Georgetown University’s Newspaper of Record since 1920

The Hoya

Georgetown University’s Newspaper of Record since 1920

The Hoya

Campus Protest Guidelines Clarified

FILE PHOTO: MICHELLE XU/THE HOYA An annual protest for immigrant rights, pictured from 2013, starts on campus, before making its way to the Capitol. The university released updated guidelines for on-campus demonstrations on Monday.
FILE PHOTO: MICHELLE XU/THE HOYA
An annual protest for immigrant rights, pictured from 2013, starts on campus, before making its way to the Capitol. The university released updated guidelines for on-campus demonstrations on Monday.

The university released guidelines for campus protests and tabling in an update to the Speech and Expression Policy sent in a campus-wide email yesterday.

The new guidelines for campus protests specify areas of campus in which groups should protest, depending on where an event is held. Students are instructed to protest in the southwest corner of Copley Lawn when events are held in Gaston Hall and in Red Square when events are held in Copley Formal Lounge or the Intercultural Center Auditorium.

These updates were released about two-and-a-half weeks after Hoyas United for Free Speech, a coalition of students advocating for free speech reform on campus, delivered a petition to Vice President for Student Affairs Todd Olson.

The petition garnered about 460 signatures and called for the expansion of free speech zones on campus, the expansion of accessibility for disabled students and the diversification of views presented in class curriculum.

“While HUFS appreciates the changes that the university made in updating the Speech and Expression Policy, we still have several concerns with how the policy now stands,” HUFS founder Vincent DeLaurentis (SFS ’17) wrote in an email.

Specifically, DeLaurentis said that the university should provide training to the university community about the changes to the policy and that the policy must be carried out correctly.
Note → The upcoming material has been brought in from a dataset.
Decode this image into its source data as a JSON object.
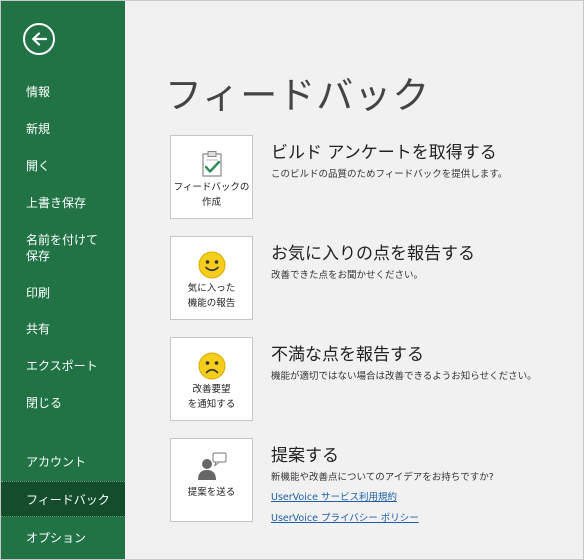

“More so, the release of a new policy does not signal the end of student concern around speech,” DeLaurentis wrote. “HUFS and individual students remain concerned about the protection of free speech and expression on campus and will keep a vigilant eye on university actions related to speech.”

Olson said the updates represent a continuation of ongoing modifications to the Speech and Expression Policy, and minimal substantive change.
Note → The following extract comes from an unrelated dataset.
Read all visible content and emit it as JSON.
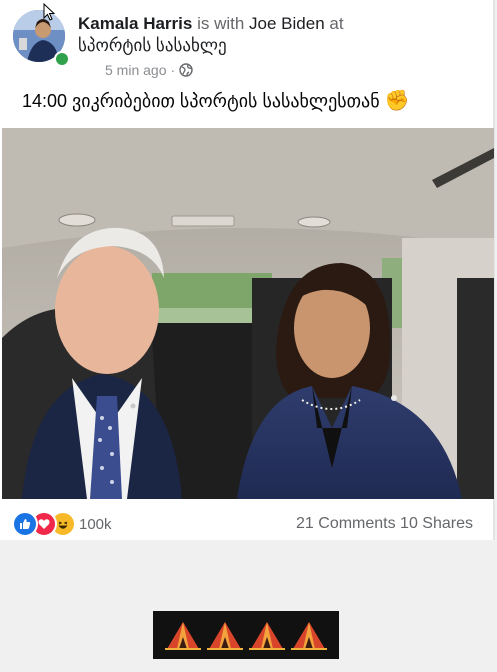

“This email was not actually a new policy change — it was the announcement that provided final details on implementation of the changes that we worked through over the past year,” Olson wrote in an email to The Hoya.

The university-wide email from Olson noted that “public squares” where students are allowed to table include Regents Lawn, Library Walk and the Healey Family Student Center. Groups are also now permitted to table in residential areas such as the Alumni Square courtyard and the patio at the base of steps between Henle Village and Darnall Hall, so long as the groups do not become disruptive to residents.
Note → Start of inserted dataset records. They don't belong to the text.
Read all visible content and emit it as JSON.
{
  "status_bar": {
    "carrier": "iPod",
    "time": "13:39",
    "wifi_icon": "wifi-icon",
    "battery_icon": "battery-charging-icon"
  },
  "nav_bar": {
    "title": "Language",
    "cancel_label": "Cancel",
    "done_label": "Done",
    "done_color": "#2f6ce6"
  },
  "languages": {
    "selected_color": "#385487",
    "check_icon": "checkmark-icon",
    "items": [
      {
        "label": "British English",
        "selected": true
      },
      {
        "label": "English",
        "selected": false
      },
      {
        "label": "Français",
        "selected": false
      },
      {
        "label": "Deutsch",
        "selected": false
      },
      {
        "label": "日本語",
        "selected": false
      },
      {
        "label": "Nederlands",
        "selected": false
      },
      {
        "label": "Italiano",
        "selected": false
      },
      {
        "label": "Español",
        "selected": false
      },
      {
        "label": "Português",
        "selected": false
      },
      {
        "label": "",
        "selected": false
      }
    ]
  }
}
Additionally, Olson’s email stated that the Speech and Expression Committee will issue opinions based on complaints about possible violations of the Speech and Expression Policy so that they can be used as a reference for future complaints.

“I think the most notable change here is that the updates provide greater clarity on key issues of student concern — including expanding tabling locations, policies on student media and a clearer system for students to bring complaints about issues related to speech and expression,” Olson wrote in his email to The Hoya.

Olson’s email included a link to a map that details exactly where groups are allowed to table, which GUSA President Trevor Tezel (SFS ’15) and Vice President Omika Jikaria (SFS ’15) helped to develop. Tezel and Jikaria have worked with the university since the spring to create the map.

“We now have a specific tabling map that we have been pushing for a while, that will lay out clearly to student groups where they can lay out tables and where they can’t,” Tezel said. “We are encouraged by the decision the committee made … and this is now the groundwork for a new culture around speech and expression at Georgetown, though the work is by no means done and we’ll need to stay vigilant.”

H*yas for Choice President Abby Grace (SFS ’16) said that while she is happy with the ways that the policy updates accommodate unrecognized student groups, she would like the university to allow tabling on the sidewalk in front of Healy Hall, among other further measures.

H*yas for Choice was removed from Healy Circle by the Georgetown University Police Department last January when they tabled outside of the Cardinal O’Connor Conference on Life.

While students are allowed to demonstrate in other ways in that area, they are not allowed to place tables in Healy Circle.

“[The university] always uses the justification that you can sit there without the table and it would be just fine, but for us, what’s important is that the tabling is what we do every day,” Grace said. “Most of the time, when we’re trying to make our presence known at these events, we’re trying to make a statement by participating in the same action that we participate in on a daily basis.”